MS-related Insomnia is Exhausting

Jennifer Silver LiningsI do not sleep well. Ever. I have tried a myriad of meditations and medications, yet sleep evades me. It is 2:30 a.m. and infomercials are taking over the airwaves. My knowledge of everything Ginsu knives is overrated. (Pro tip: If you wait until the end they always offer two for the price of one.)

I have learned to navigate life in a constant state of exhaustion. This is not necessarily a good thing, but a necessary evil. I always do the best with what I have, and this is no different.

As a funny aside, I often nod off while writing. I wake up to find a line of zs or 54 additional blank pages. Perhaps I should count words and not sleep? Hey, whatever it takes!

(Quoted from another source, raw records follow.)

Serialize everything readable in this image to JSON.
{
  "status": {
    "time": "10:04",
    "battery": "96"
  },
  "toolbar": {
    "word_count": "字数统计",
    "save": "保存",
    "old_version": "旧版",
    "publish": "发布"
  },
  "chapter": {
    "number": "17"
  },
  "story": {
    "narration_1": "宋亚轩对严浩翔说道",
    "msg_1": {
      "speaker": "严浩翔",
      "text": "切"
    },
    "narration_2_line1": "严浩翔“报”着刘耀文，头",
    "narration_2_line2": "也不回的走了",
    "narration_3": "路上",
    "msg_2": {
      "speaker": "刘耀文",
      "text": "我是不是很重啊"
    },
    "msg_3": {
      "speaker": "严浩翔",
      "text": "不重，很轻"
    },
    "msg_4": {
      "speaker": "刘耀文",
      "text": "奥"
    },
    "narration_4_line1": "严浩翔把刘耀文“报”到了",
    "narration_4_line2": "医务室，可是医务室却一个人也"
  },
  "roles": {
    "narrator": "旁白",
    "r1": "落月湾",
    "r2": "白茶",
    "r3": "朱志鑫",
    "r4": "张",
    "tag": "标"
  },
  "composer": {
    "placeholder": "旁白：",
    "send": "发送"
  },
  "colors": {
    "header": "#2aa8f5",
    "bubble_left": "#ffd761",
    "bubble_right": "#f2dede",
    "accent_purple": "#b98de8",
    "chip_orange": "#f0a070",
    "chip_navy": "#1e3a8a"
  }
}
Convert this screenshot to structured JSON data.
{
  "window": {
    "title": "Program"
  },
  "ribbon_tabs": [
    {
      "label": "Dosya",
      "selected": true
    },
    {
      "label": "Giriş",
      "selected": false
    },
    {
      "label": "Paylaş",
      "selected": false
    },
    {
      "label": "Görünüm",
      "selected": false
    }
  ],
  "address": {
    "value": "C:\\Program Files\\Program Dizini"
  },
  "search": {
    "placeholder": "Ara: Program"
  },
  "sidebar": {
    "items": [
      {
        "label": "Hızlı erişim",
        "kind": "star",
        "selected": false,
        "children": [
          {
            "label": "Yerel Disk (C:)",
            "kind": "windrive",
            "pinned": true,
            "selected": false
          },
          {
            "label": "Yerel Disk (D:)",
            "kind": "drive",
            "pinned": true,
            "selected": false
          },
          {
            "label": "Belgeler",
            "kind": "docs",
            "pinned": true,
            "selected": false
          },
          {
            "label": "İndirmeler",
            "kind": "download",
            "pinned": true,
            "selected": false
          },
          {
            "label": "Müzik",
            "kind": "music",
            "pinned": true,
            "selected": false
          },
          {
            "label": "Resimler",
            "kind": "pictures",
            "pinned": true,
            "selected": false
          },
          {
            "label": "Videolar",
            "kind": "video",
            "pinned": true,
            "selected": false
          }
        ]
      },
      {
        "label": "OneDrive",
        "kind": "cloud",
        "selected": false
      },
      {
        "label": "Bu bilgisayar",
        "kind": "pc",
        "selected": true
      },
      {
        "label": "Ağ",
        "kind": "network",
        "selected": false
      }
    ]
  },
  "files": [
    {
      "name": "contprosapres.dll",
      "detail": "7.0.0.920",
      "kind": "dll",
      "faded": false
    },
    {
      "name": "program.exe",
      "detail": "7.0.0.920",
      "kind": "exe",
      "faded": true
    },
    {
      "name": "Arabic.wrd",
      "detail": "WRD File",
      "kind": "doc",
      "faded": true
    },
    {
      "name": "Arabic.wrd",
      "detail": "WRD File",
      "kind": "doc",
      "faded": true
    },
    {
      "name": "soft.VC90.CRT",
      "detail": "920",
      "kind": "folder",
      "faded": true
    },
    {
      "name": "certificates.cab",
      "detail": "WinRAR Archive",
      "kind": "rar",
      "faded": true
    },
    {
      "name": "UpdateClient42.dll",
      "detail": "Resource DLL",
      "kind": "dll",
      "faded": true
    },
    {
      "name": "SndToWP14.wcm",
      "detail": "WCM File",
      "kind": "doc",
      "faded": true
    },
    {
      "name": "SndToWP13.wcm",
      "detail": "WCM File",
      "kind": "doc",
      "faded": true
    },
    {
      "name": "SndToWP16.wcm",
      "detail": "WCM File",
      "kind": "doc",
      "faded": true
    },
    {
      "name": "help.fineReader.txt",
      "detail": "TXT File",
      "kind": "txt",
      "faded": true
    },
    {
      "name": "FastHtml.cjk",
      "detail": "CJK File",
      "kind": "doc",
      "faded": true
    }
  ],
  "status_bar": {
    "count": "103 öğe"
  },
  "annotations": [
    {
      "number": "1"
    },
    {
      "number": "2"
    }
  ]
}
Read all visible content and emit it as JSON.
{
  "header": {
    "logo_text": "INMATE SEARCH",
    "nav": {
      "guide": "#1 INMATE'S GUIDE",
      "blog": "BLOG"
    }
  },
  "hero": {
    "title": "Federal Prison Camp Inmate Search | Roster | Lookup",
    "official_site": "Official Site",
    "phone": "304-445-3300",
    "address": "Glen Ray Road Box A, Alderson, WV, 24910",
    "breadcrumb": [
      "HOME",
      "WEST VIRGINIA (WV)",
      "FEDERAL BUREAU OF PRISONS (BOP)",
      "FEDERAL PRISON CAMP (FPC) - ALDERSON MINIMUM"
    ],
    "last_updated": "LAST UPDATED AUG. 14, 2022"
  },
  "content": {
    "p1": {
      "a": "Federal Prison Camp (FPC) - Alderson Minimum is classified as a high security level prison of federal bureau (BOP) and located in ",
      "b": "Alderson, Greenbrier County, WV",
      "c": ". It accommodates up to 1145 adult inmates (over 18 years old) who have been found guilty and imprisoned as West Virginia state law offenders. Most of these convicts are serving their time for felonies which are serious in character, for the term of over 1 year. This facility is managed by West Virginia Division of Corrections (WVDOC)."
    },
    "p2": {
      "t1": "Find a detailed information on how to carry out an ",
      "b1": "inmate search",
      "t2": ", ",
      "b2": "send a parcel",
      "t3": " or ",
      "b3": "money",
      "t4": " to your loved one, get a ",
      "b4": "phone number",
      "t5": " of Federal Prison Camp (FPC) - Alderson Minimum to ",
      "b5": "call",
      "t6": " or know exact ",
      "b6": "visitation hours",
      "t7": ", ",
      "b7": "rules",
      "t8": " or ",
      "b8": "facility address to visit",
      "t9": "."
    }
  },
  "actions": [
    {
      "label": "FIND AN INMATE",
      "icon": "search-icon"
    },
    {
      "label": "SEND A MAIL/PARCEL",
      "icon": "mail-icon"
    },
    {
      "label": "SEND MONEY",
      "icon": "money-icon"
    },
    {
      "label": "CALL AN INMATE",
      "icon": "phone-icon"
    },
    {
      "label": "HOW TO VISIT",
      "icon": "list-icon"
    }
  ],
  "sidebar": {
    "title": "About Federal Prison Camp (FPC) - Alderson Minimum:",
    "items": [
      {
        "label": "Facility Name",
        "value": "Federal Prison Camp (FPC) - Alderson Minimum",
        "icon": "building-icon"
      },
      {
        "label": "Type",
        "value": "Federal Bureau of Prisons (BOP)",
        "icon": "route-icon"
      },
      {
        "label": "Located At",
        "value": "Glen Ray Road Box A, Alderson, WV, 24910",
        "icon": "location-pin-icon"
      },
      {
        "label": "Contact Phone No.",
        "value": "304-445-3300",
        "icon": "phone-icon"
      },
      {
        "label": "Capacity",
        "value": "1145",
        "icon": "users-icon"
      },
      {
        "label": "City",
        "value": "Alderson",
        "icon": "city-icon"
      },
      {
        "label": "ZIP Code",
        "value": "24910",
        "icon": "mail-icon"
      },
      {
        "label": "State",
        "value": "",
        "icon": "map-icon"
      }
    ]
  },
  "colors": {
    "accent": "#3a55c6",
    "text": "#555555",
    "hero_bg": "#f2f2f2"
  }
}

I do have sedating medications that I take in the evening, as well as the option for a prescribed sleep medication. I fall asleep easily, but never sleep past 1 or 2 a.m. While pain accounts for some of my wakefulness, the majority of the time I just cannot sleep. After several unsuccessful attempts, I get up and go downstairs. At this time, I am reluctant to take any sleep aid as my days start early. My golden retriever is wagging her tail, and ready by 5 a.m., so I am, too. There is nothing worse than trying to function in a medication-induced stupor. Hence, I choose to be tired.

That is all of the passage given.